25 November 2015
SECTION27 has been engaging with the Department of Basic Education (DBE) about the ongoing textbooks crisis in Limpopo since early 2012. There have been four high court orders saying that the state’s failure to give learners their full complement of textbooks is a violation of their right to education. Tuesday was the fifth time this matter has been in court.
This time an appeal was brought by the DBE, the Limpopo Department of Education and other state entities against the judgment handed down in favour of Basic Education for All (BEFA) and others last year.
The 2014 judgment required full delivery of textbooks to all schools in Limpopo – one textbook per subject for each learner. The state said that this order expected “an impossible standard of perfection” to which it should not be held.

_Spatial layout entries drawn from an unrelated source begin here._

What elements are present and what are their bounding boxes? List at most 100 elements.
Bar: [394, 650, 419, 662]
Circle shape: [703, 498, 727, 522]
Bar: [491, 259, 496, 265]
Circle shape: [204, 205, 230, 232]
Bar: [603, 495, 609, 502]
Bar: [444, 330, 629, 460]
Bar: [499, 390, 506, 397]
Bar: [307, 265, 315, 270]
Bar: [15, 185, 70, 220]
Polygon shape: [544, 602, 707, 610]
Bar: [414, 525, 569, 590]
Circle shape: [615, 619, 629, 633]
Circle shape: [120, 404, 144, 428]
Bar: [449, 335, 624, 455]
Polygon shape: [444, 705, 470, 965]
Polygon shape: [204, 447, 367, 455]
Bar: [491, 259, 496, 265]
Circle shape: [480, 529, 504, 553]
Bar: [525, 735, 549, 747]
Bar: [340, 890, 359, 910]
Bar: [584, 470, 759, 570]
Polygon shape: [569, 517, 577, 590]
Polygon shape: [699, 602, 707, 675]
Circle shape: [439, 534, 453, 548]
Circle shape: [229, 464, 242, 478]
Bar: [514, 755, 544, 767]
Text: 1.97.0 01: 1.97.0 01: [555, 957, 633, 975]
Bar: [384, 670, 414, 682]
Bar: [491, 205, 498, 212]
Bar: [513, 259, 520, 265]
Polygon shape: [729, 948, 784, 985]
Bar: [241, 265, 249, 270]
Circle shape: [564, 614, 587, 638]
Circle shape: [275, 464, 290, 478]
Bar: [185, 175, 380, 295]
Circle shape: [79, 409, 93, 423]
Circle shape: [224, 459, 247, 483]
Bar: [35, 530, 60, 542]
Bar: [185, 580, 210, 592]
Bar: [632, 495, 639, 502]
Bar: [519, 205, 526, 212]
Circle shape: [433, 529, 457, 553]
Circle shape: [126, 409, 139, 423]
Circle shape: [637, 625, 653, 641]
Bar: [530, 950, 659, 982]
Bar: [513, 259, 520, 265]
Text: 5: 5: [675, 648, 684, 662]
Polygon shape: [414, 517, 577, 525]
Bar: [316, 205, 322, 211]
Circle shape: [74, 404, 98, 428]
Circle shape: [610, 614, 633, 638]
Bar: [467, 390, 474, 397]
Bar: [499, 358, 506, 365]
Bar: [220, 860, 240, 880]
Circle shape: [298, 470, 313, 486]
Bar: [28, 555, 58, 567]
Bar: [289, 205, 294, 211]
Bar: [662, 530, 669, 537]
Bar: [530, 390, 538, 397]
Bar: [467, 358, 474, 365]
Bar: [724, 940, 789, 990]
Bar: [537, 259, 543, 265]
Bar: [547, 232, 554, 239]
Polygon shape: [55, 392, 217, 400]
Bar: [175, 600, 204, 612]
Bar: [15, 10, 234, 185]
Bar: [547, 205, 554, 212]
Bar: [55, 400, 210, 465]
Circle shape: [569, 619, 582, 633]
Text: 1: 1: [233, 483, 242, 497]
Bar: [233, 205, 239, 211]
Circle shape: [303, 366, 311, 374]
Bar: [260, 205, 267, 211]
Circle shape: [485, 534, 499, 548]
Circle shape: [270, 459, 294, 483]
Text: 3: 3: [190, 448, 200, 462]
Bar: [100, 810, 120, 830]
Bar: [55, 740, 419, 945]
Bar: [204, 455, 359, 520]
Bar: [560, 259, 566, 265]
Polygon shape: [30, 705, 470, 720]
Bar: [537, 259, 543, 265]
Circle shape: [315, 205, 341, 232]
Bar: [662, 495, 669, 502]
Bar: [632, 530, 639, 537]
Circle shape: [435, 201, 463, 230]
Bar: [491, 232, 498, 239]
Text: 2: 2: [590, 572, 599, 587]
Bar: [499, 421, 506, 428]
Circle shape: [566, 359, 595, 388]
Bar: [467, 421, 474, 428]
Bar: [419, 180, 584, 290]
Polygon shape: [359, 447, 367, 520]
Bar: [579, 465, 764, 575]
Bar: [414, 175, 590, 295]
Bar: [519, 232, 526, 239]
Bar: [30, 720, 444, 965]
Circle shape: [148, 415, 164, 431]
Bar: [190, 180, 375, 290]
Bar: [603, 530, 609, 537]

Justice Mahomed Navsa said that he “has difficulty with the stance adopted by government” in the appeal and that it “befuddles” him that the State is appealing the matter at all.
The State argued that the right to education, though unqualified, is still a socioeconomic right and needs to be considered within the socioeconomic rights context. This would make the right progressively realisable within the state’s available resources and over time according to a reasonable plan for fulfilment of the right.
But asking for a standard of progressive realisation contradicts all of the precedent and jurisprudence on the right to a basic education. BEFA’s senior counsel, Advocate Wim Trengove, said the state must fulfil the right immediately for every individual in South Africa.
One should bear in mind what the deliverables are in this case. They are textbooks that have been prescribed as part of a curriculum devised by the Department of Basic Education that was implemented in 2012. They are designed to be used by one person, to assist learning and teaching in the classroom and to be taken home for study. They are designed to compensate for teachers’ insufficient knowledge of the curriculum.
The schools need to place orders with the provincial department towards the end of the previous school year and the department needs to ensure that they are delivered in time for the beginning of the teaching of the curriculum. In planning for delivery, the department needs to keep in mind that learners may lose books, despite a five-year retention policy. It needs to keep in mind that learners sometimes move before the new school year, and there needs to be some flexibility to account for the migration of learners. The variables are relatively predictable and most are controllable. This is not a complicated matter. It has been achieved in other provinces in South Africa and other countries in the SADC region, like Swaziland. This is straightforward service delivery, and getting it right has a massive affect on learning outcomes.
It is also in line with a number of the DBE’s own policies. For example, the “Action Plan to 2014”, which was published in the government gazette in 2012, requires the departments of education to “Ensure that every learner has access to the minimum set of textbooks and workbooks required according to national policy.” This is echoed throughout the DBE’s management plans.
What is being asked of government is not, as it argue, “a standard of perfection”. Rather, that it properly plans and budgets for its own policies.
Once the state has decided on the content of the right, it needs to deliver on that content, and it needs to deliver equally. The failure to do so results in massive inequality that inevitably affects the poorest learners, almost exclusively black, like those in rural Limpopo.
Justice Carole Lewis said the right to a basic education is an individual right and even if 98,5% of learners have textbooks, the rights of the remaining 1,5% are still violated.
The learners who are most affected are learners who can’t afford to buy their own books and who can’t afford transport to travel to other learners that could share books with them. These are the learners who are most likely to go to schools where the shoddy infrastructure makes the learning environment uncomfortable and, often, unsafe.
As with other services unequally distributed by the state, what happens where textbooks are delivered to some and not others is that the poorest children become further marginalized and less able to progress in life with the dignity to which they are entitled. This has the added effect of condemning entire families, most of whom depend on the upward mobility of their children, to not achieving the revolutionary aspiration of a better life for all.
The state admitted at the appeal hearing that in the case of delivery to learners in Limpopo in 2014, its failure to deliver was not because of budgetary constraints. It also admitted that “every child should have a textbook”.
So why did it appeal? As Justice Navsa recommended to them at the hearing, why didn’t the state just say, “We’re sorry, we messed up, you’re right” and get learners their textbooks?
Perhaps the reason is because textbooks shortages are not limited to Limpopo. Perhaps the department anticipates, as we do, that there will be serious shortages in KwaZulu-Natal and the Eastern Cape next year. It may recognise, as we do, that the data it relies on for schools in Limpopo is heavily flawed because of a massive failure of the department’s management system. But we cannot have come to a point where we throw its hands up and says that the delivery of this very basic component of education is “an impossible standard of perfection”. We need the state to stop wasting its resources in appeals like this case and set about providing learners with the education to which they are entitled.
One can only wonder how much has been spent on the state’s advocates and attorney fees in five rounds of litigation. Money that could be better spent on giving Thabo Rasemana, Respect Rhikhotso and thousands of other learners in Limpopo a better chance of a better future.
Kate Paterson is an attorney for SECTION27. Views expressed are not necessarily GroundUp’s.